Big 19-Inch (Monitor)

with apologies to Aerosmith

I used to use a DEC VR290-DA VAXstation monitor with my Linux box. It's a typical fixed-frequency monitor with sync on green.

SVGATextMode and XFree86 supplied the required video signals.

Hardware

The only hardware I used was a trivial sync adapter. It was a cheap trick; it added AC-coupled negative sync pulses to the green video signal. This shifted the raster up a little bit, making the green signal slightly brighter than the others, but I usually couldn't tell.

	VGA	R o--------------------------o R	BNC

		G o---------------------+----o G+S
					|
		B o--------------------------o B
			220ohm	+68µF	|
		H o------/\/\-----||----+
			220ohm	+68µF	|
		V o------/\/\-----||----+

I connected the ground returns appropriately, of course; they're not shown. The pinout for the VGA connector is in the FAQ.

The only hard part about building this circuit was soldering wires onto the DB15 connector; if you can avoid it, do. Use a DB9 connector and an adapter, or get the end of a DB15 cable and break out the wires.

Disclaimer

Now, don't go doing this with your fancy, expensive fixed-frequency monitor. My victim was free; I paid for it by carrying it home. For all I know, this particular monitor had unusually forgiving sync amplifiers or something. My technique may not work for any other monitor.

I didn't have an oscilloscope handy to look at the waveforms, so I can't tell you how ugly they were. Probably butt-ugly. But it worked for me.

Software

The only problem I had configuring XFree86 was finding the right sync width and blanking interval timings. In fact, I didn't find any. I just tried the timings for a nearby VESA mode, cribbed from a modeline that came with XFree86, and they worked. Let me know how these numbers work for your VR290.

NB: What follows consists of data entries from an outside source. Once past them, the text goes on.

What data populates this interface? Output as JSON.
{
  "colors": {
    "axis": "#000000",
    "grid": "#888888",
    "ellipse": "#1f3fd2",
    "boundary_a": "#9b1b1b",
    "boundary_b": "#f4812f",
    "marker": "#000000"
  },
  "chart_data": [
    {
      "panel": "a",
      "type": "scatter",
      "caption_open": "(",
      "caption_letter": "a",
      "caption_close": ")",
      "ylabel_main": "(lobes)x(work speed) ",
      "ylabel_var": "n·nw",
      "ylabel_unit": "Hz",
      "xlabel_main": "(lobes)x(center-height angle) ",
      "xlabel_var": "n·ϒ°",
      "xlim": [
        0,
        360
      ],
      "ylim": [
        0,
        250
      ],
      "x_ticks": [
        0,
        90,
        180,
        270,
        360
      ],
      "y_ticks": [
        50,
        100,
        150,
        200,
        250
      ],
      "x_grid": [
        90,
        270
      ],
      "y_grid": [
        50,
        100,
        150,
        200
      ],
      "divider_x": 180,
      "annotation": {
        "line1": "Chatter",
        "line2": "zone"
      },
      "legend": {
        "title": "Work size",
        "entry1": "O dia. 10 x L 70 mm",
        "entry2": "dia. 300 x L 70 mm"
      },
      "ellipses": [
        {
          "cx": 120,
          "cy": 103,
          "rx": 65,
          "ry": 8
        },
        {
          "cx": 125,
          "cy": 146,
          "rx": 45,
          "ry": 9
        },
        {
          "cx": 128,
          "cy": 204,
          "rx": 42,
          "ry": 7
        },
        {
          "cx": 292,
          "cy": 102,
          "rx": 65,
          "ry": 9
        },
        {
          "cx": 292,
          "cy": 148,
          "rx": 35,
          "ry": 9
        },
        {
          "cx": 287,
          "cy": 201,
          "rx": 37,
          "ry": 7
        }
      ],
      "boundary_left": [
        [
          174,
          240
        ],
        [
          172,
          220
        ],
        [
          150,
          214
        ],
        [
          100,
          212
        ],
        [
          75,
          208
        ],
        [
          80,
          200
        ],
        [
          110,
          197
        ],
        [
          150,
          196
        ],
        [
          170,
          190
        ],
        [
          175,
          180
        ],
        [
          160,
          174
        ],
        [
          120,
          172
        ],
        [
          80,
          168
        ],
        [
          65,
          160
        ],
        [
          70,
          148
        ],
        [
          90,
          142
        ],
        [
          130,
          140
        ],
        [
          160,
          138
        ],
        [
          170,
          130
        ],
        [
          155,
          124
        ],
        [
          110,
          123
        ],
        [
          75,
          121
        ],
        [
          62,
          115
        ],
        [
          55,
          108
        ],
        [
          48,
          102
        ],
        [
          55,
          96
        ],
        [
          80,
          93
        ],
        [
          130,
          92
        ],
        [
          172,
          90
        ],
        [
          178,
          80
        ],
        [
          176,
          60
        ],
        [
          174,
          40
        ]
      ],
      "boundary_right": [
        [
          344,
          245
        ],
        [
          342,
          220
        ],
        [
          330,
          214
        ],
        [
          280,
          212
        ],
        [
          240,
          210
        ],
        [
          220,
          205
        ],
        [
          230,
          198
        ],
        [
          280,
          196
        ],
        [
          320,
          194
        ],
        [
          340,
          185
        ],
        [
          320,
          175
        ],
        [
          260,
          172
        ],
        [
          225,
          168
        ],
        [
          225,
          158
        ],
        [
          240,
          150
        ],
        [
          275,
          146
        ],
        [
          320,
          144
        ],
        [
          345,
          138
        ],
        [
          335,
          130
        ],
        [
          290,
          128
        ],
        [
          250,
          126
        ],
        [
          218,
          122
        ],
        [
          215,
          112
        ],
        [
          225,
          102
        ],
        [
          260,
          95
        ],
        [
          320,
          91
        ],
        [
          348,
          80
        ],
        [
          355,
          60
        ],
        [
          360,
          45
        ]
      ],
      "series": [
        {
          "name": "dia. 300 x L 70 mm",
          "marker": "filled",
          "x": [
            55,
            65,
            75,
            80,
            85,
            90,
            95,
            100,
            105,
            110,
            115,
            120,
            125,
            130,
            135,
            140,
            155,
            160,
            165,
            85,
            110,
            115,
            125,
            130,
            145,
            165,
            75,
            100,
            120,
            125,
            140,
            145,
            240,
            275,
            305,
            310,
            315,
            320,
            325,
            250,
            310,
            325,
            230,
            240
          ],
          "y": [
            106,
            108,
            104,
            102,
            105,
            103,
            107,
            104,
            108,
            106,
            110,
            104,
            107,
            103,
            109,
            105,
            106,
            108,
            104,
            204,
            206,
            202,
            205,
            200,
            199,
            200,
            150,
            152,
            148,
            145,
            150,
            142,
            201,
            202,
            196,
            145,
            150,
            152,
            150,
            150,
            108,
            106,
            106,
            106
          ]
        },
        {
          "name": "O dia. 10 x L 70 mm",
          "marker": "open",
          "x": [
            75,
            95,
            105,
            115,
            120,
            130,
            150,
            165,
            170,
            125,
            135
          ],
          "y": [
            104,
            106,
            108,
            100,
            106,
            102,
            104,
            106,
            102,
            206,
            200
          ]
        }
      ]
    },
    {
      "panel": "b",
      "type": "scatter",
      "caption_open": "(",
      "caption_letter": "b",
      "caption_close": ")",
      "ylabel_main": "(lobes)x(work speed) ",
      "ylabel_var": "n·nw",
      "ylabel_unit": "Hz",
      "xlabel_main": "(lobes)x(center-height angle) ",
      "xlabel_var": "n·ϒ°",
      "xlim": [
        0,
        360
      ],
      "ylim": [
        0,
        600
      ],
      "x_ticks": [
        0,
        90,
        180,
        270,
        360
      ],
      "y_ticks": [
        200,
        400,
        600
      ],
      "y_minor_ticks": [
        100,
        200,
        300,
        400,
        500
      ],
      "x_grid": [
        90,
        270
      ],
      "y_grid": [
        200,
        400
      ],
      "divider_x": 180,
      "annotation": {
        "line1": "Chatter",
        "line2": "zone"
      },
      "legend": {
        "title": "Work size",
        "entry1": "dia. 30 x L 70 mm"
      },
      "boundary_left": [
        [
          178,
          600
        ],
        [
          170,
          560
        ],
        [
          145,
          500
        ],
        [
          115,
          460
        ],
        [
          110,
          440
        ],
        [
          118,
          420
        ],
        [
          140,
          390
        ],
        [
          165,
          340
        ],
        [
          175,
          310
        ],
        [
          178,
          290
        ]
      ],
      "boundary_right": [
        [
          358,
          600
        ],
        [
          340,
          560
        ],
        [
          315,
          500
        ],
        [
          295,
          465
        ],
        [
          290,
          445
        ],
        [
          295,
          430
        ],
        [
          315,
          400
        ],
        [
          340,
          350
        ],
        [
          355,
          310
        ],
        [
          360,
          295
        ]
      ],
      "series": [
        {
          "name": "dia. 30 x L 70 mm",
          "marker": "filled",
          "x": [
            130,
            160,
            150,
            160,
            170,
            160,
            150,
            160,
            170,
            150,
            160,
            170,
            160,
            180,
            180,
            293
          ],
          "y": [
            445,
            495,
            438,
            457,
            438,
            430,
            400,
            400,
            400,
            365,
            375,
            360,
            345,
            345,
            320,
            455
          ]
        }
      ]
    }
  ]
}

Here's the Monitor section from my old XF86Config:

	Section "Monitor"
	   Identifier      "Primary Monitor"
	   VendorName      "Digital Equipment Corporation"
	   ModelName       "VR290"
	   HorizSync       53-55	# 54kHz
	   VertRefresh     59-61	# 60Hz
	   #
	   #	scan rate:	54khz	(found specs on the Web)
	   #	refresh rate:	60Hz
	   #	h-back-porch:	320ns	(cribbed from 1024x768@70Hz)
	   #	h-sync-width:	1.81us
	   #	v-back-porch:	53.1us
	   #	v-sync-width:	106us
	   #	sync-polarity:	-	(what my cable needs)
	   #
	   # (insert (modeline 1152 864 80.59e6 54e3 60 320e-9 1.81e-6 53.1e-6 106e-6))
	   Modeline "1152" 80.590000 1152 1176 1320 1496 864 866 871 900 -hsync -vsync
	EndSection

I derived my TextConfig modelines directly from my XF86Config modeline.

Booting

I had to boot blind, as this monitor doesn't support the usual PC video modes. Occasionally, I had to borrow my girlfriend's multisync monitor to fix massive lossage. I ran SVGATextMode as early as possible, which let me watch most of the boot sequence and, of course, log in on the console.

I ran XDM at one time, but every software upgrade seemed to break it, so I punted it in favor of SVGATextMode alone. I don't like XDM much anyway, because it makes it hard to run the server with custom options.